Sus ojos oscuros abandonaron el parabrisas por una fracción de segundo para clavarse en los míos, cargados de una fijeza posesiva y vulnerable que nunca antes me había permitido ver. Su pulso latía con fuerza contra mi piel, revelando que su rigidez militar ocultaba un pánico absoluto a perderme, una fisura humana en su fachada de acero. La atracción prohibida que habíamos enterrado bajo años de protocolo corporativo vibró entre nosotros en la oscuridad.
—Si te pasa algo, Sofía, esta jodida fusión no significará nada —susurró Marcus, su voz más ronca de lo habitual, rompiendo por completo la distancia profesional antes de retirar la mano para comprobar el cargador de su arma—. ¿El disco duro está operativo?
—Sobrevivió al impacto —respondí, aclarando mi voz para disimular la descarga eléctrica que su tacto acababa de provocar en mi sangre, mientras reactivaba la secuencia de datos—. Pero el descifrado del bloque tres reveló una cláusula que mi padre ocultó en el fideicomiso. El padre de Aleksei instaló una custodia biométrica cruzada al nacer nosotras. Separaron a Valeria de mí en el quirófano para que ninguna de las dos pudiera reclamar el control de las acciones de forma individual. Nos convirtieron en las dos mitades de una misma llave financiera.
Marcus contrajo las facciones, la sospecha endureciendo su mandíbula.
—Eso significa que Valeria ya ingresó a la mansión de la Quinta Avenida —dedujo—. Si Aleksei descubre que ella no posee los códigos de acceso que tú tienes en este dispositivo, romperá su resistencia antes de que podamos liberar los fondos. La usará como carnada para obligarte a salir de las sombras.

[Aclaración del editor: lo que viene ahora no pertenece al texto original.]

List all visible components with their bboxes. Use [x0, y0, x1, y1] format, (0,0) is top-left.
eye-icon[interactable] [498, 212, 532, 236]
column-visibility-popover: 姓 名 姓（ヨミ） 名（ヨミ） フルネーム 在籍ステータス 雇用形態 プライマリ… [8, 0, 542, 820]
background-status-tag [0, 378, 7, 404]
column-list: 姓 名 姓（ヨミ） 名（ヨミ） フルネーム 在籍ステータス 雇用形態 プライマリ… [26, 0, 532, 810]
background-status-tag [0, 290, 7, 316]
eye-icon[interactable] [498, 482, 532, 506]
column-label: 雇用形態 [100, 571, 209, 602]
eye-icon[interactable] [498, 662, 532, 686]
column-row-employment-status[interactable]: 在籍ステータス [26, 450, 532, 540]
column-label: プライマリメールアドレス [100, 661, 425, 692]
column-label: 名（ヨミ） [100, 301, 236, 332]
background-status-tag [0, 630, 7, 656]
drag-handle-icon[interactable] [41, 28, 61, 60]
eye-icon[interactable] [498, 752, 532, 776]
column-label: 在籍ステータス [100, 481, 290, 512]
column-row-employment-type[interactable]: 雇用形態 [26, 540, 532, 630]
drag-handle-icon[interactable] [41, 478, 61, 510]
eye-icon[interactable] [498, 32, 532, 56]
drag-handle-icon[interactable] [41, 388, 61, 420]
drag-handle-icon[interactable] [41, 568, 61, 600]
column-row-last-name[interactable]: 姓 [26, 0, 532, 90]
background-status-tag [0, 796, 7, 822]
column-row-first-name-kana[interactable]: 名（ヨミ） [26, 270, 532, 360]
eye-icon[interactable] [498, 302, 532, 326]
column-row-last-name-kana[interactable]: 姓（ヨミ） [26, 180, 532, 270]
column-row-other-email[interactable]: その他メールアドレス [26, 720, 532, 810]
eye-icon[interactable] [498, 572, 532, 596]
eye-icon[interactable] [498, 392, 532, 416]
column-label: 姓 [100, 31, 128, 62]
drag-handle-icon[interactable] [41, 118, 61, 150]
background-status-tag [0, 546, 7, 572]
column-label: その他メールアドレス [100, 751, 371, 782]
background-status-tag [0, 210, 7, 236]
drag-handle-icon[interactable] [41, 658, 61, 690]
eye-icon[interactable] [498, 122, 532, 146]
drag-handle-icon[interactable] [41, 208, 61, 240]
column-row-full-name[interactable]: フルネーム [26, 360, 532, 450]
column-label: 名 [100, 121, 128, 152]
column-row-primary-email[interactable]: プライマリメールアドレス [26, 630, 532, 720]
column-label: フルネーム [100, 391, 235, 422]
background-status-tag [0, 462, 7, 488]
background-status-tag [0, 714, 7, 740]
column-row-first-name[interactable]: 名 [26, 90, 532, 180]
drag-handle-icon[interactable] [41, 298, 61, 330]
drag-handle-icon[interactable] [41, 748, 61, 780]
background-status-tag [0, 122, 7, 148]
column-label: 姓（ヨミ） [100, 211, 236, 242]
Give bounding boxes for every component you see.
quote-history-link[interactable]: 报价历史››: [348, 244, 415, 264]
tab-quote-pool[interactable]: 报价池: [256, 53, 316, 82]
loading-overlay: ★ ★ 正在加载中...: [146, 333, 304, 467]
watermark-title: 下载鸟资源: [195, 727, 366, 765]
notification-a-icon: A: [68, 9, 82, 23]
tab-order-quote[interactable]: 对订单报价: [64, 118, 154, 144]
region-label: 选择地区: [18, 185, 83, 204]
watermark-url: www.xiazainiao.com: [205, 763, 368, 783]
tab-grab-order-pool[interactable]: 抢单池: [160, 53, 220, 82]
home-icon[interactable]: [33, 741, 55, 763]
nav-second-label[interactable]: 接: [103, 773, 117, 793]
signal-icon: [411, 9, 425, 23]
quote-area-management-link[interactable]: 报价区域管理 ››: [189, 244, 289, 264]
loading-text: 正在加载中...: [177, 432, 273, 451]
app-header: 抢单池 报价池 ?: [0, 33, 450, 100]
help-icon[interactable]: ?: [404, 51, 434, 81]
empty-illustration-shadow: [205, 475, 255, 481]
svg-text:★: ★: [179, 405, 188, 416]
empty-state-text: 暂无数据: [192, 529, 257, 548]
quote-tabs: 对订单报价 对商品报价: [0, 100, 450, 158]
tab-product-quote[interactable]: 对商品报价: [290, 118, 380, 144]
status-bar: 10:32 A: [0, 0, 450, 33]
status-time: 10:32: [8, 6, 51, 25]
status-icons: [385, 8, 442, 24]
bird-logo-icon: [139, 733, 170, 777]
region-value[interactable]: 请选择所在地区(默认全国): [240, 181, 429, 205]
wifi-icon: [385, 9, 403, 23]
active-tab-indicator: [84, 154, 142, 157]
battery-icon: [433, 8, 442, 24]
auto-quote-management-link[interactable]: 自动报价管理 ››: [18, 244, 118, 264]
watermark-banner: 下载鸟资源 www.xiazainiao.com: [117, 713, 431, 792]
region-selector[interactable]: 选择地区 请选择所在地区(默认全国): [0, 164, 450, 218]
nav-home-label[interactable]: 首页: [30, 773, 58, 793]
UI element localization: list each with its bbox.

—Valeria tiene una conciencia de rebelión que la junta corporativa no anticipa —siseé, cerrando la terminal con un golpe seco—. Creció peleando en los suburbios de Queens; sabrá cómo resistir la presión de Petrov mientras nosotros desmantelamos los nodos desde la clandestinidad. Avanza, Marcus. El motel de la Ruta 9 es la única base segura que nos queda antes de que cierren los puentes de la ciudad.

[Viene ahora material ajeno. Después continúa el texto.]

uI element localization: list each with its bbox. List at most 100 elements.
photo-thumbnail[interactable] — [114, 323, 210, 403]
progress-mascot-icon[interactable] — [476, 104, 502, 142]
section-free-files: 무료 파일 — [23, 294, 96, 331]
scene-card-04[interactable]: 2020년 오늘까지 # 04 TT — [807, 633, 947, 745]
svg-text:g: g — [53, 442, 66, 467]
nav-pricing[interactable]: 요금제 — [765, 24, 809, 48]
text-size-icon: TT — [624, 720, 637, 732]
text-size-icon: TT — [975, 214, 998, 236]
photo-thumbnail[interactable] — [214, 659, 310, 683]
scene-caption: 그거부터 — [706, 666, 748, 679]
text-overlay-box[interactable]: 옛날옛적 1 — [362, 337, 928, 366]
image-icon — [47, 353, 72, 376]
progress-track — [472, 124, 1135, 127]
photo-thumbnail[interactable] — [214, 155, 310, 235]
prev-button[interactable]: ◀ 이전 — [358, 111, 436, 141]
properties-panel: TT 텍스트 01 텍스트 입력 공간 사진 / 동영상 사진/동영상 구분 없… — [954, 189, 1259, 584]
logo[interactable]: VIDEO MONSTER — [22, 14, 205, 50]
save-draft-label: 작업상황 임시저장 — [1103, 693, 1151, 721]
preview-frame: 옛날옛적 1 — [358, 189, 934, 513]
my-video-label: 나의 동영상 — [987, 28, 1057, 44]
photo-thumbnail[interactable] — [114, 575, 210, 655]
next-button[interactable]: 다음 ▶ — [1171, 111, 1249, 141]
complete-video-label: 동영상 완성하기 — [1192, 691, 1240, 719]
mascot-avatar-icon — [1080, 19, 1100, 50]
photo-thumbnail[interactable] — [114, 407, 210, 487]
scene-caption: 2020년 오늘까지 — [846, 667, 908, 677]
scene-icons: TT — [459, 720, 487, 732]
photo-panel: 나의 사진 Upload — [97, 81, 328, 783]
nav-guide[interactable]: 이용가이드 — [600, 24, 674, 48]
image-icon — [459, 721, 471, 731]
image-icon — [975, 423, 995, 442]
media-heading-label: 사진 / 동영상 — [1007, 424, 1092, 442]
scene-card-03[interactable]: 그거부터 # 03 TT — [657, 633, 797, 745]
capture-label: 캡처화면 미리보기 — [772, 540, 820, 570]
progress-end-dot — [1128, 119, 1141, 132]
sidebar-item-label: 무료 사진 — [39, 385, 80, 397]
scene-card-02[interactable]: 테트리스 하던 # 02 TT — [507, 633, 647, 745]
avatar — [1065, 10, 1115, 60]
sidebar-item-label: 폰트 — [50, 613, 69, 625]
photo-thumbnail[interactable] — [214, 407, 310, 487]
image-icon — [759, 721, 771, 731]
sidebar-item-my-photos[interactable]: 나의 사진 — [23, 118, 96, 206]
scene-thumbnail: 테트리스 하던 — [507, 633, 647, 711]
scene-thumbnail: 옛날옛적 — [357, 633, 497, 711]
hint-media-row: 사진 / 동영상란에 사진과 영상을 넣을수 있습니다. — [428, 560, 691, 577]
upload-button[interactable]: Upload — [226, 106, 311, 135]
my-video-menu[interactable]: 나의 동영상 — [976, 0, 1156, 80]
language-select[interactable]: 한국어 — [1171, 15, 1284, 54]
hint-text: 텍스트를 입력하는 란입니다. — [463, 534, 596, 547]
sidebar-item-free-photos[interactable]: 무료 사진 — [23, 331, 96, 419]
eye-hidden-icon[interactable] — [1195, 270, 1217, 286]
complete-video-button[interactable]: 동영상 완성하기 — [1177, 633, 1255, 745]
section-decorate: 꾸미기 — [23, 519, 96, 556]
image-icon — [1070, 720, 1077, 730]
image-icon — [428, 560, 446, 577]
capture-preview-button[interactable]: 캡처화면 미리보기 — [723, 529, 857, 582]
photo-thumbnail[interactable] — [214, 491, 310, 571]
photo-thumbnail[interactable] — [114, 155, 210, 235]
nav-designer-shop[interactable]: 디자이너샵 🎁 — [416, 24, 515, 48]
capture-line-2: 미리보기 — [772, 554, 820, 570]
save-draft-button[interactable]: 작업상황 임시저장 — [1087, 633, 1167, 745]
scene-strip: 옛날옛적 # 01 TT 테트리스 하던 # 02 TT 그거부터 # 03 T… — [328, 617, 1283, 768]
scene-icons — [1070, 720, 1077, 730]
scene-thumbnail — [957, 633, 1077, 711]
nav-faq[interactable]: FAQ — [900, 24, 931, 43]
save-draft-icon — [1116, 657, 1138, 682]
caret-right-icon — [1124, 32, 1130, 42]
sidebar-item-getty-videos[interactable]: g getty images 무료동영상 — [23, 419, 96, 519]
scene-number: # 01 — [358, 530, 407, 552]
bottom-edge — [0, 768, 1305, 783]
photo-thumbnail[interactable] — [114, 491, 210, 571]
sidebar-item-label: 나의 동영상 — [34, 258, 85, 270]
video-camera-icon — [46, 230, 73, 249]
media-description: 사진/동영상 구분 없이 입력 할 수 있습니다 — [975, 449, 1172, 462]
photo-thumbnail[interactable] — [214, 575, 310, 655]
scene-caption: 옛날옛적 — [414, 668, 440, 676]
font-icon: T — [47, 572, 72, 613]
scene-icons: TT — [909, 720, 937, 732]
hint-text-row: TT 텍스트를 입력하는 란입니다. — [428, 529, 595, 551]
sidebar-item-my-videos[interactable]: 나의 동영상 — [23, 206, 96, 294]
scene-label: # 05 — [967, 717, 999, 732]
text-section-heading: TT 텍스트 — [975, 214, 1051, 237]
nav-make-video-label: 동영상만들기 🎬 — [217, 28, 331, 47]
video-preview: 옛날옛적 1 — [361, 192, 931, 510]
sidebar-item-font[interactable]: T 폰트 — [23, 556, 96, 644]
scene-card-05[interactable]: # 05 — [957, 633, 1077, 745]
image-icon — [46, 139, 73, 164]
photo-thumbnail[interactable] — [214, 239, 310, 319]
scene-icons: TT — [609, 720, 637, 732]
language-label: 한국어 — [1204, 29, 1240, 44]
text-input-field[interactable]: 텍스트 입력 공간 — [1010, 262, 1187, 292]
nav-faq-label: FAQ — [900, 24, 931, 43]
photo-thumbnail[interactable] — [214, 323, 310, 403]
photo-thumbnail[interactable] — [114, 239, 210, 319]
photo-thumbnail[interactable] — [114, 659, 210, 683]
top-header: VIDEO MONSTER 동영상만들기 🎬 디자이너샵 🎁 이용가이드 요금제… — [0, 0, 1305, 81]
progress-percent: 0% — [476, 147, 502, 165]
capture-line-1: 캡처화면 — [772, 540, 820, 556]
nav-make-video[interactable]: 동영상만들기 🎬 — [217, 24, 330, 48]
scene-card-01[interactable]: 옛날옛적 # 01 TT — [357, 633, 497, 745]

Marcus encendió el motor de nuevo, manteniendo las luces apagadas mientras nos internábamos en la carretera secundaria. El primer obstáculo físico estaba superado, pero el juego de las réplicas se había acelerado. Había dejado a mi propia sangre en las garras del lobo, y el reloj avanzaba inexorablemente hacia un bautismo de fuego en Wall Street.